The Christians saw America as the New Israel, saw themselves as the New Israelites, and saw the Indians as the “Pagans in the Promised Land,” an analogy I’m borrowing from the title of a book by Steven Newcomb. The Euro-American invasion was a Bible re-enactment. Washington, D.C. was the New Jerusalem. George Washington was the New Joshua. Thomas Jefferson and Benjamin Franklin, for the First Seal of the United States, submitted an image of Moses crossing the Red Sea.
It was as if they saw the Battle of Jericho taking place down the road from Pittsburgh. (There is an animation in the film that presents this vision—see images below.)
What a Rabbi Told Me
A Rabbi, whom I interviewed in my off-camera research, commented on the church’s presumed understanding of that verse from the Psalm of David.
Me: [Marc Halberstadt]: “Rabbi, the Church is using the Torah to sanctify the invasion of America by their interpretation of this verse in the Psalm of David.”
Rabbi: “That verse was not supposed to be taken literally.”
Me: “Where does it say we shouldn’t take it literally?”
Rabbi: “It doesn’t say anywhere that we shouldn’t take it literally.”
Me: “So if it doesn’t say anywhere that we shouldn’t take that passage literally, how do we know that we shouldn’t take it literally?”
Rabbi: “Nobody needed to say anywhere not to take the passage literally because nobody ever DID take it literally. There was no need to warn anyone. The fact that our sages never issued a warning is proof nobody threatened to take it literally.”
Me: “But the Christians are using the Torah to justify invading North and South America.”
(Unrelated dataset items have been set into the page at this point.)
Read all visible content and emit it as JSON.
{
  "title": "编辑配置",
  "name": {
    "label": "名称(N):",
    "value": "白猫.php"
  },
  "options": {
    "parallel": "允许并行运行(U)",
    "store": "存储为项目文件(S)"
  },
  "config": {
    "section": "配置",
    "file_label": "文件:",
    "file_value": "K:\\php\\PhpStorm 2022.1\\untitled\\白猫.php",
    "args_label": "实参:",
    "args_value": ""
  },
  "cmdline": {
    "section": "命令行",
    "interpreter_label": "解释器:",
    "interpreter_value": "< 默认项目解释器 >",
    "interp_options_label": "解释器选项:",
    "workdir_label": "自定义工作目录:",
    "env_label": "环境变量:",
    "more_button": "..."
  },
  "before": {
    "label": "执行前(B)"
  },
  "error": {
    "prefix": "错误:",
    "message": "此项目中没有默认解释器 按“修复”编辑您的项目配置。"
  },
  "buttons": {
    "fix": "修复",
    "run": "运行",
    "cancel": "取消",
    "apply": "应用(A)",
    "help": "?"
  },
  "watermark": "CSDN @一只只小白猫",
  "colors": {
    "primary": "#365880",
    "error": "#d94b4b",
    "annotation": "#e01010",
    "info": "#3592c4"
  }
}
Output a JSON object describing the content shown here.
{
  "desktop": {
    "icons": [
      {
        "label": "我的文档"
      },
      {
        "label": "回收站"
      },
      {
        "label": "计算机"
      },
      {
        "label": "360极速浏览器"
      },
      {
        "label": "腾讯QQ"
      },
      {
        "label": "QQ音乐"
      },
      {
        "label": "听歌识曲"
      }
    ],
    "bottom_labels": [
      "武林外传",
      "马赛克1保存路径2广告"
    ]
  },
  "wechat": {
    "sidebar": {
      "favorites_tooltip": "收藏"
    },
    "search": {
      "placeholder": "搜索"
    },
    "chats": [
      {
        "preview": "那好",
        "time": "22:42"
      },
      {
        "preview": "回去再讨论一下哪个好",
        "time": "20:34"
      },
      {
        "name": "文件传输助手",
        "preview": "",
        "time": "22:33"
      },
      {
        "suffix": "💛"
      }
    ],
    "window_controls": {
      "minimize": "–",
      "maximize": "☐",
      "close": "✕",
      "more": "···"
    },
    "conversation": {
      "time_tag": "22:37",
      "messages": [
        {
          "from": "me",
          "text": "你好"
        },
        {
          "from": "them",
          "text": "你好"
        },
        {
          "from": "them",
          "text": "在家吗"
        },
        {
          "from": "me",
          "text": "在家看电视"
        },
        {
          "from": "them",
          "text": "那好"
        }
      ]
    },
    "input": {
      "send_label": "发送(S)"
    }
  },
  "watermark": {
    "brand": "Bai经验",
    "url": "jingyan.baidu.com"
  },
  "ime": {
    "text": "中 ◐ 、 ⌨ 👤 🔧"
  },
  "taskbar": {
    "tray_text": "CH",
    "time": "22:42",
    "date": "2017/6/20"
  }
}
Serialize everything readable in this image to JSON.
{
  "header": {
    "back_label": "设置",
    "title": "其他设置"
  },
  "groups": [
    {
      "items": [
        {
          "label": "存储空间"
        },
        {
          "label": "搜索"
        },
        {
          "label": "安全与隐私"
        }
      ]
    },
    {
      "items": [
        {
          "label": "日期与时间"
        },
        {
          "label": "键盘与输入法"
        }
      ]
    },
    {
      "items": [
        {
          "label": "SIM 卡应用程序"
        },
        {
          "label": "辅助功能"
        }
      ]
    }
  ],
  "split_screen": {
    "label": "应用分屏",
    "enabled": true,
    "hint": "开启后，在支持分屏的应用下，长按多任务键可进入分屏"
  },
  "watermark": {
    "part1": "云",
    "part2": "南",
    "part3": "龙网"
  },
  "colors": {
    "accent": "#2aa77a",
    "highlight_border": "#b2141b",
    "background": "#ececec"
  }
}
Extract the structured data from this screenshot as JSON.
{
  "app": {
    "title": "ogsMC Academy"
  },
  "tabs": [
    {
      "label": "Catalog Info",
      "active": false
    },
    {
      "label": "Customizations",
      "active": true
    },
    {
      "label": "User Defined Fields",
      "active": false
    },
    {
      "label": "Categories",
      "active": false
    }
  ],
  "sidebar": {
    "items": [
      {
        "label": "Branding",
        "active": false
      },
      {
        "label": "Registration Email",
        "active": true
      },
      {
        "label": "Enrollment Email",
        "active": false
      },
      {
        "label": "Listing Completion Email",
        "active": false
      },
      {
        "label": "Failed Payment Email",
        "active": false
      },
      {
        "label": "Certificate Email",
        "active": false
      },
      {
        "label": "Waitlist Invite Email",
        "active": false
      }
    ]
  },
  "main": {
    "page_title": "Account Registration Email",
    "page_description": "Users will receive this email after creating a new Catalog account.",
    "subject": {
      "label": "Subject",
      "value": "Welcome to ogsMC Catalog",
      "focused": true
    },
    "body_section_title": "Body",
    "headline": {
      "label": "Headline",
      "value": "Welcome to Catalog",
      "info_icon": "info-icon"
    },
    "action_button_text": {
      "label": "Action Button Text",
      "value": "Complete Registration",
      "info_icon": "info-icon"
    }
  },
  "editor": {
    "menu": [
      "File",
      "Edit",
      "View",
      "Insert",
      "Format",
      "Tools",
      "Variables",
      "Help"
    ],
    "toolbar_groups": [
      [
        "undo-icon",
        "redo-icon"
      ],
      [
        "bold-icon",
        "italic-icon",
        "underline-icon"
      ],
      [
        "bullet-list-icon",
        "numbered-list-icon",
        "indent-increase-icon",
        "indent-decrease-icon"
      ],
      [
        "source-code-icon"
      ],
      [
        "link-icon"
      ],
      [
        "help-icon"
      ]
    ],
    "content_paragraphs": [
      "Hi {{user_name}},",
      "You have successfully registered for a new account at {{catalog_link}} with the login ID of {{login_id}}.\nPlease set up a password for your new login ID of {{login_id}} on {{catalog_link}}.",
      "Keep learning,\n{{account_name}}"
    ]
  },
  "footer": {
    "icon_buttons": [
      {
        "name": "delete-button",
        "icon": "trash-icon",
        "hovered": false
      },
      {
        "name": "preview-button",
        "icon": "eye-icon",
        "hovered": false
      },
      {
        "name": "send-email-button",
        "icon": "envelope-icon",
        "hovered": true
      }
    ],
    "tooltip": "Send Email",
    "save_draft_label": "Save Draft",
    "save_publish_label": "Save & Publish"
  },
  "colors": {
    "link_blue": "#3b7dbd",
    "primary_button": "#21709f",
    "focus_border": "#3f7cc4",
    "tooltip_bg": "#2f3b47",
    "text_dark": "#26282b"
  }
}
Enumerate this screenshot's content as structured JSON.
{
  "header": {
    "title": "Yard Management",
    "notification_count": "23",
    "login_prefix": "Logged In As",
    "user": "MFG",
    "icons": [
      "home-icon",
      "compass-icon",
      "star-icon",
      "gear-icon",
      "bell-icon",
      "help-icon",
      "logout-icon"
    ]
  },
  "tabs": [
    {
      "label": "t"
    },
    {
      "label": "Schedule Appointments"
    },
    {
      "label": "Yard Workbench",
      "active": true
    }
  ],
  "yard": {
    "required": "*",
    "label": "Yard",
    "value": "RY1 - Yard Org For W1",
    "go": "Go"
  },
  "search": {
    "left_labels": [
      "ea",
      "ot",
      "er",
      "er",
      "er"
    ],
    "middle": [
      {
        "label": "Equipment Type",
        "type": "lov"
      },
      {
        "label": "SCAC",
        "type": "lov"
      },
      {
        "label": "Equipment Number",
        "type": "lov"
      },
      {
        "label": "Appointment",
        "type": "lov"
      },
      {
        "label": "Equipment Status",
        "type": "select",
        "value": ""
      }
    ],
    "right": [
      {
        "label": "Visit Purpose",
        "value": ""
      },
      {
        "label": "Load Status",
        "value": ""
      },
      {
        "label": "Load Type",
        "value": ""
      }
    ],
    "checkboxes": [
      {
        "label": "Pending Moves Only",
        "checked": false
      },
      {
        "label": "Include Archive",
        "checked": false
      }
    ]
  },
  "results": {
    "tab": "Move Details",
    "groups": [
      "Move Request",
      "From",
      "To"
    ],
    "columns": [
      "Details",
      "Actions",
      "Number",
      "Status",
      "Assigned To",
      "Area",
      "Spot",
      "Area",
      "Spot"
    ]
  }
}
Rabbi: “I can’t keep track of what the Christians do. If they would’ve asked me, I would’ve told them what the passage meant.”
(You see why I am also inviting dialogue-oriented Christians to the premiere?)
What about kids? Should children see this?
One last question: Is the film for the entire family? There is one scene where somebody swears repeatedly and it is bleeped out. There is also intensity (I am arrested by police when I refuse to leave my parents’ home in Germany, for example), and so if you bring your kids, maybe they should be bar mitzvah age or older, I would guess. It depends on what your kids are used to. How much drama do you permit at the table? Otherwise the film is very appropriate for a family, especially one that likes a fresh understanding of Jewish and Indian history, because it a.) entertains, b.) occasionally has cartoons, c.) encapsulates 500 years of history inside of 90 minutes, d.) provokes thought, e.) has Jews, and f.) has Indians.
If you can’t run this announcement and/or attend, then tear your hair out trying to think of a more astonishing, serio-comic, cerebral-yet-entertaining, filmed social experiment.
Writer-Director, “CowJews and Indians: How Hitler Scared My Relatives—and I Woke Up in an Iroquois Longhouse, Owing the Mohawks Rent”
(Question: Isn’t it a contradiction in terms to have a documentary with a writer or a director? What’s with me being the “writer-director?”)
P.S. Anybody can contact me for any reason—why not?
P.P.S. You can print this whole thing if you want.
P.P.P.S. If these remarks do not meet your standards of prejudice and bigotry, please let me know. (You may have raised the bar too high.)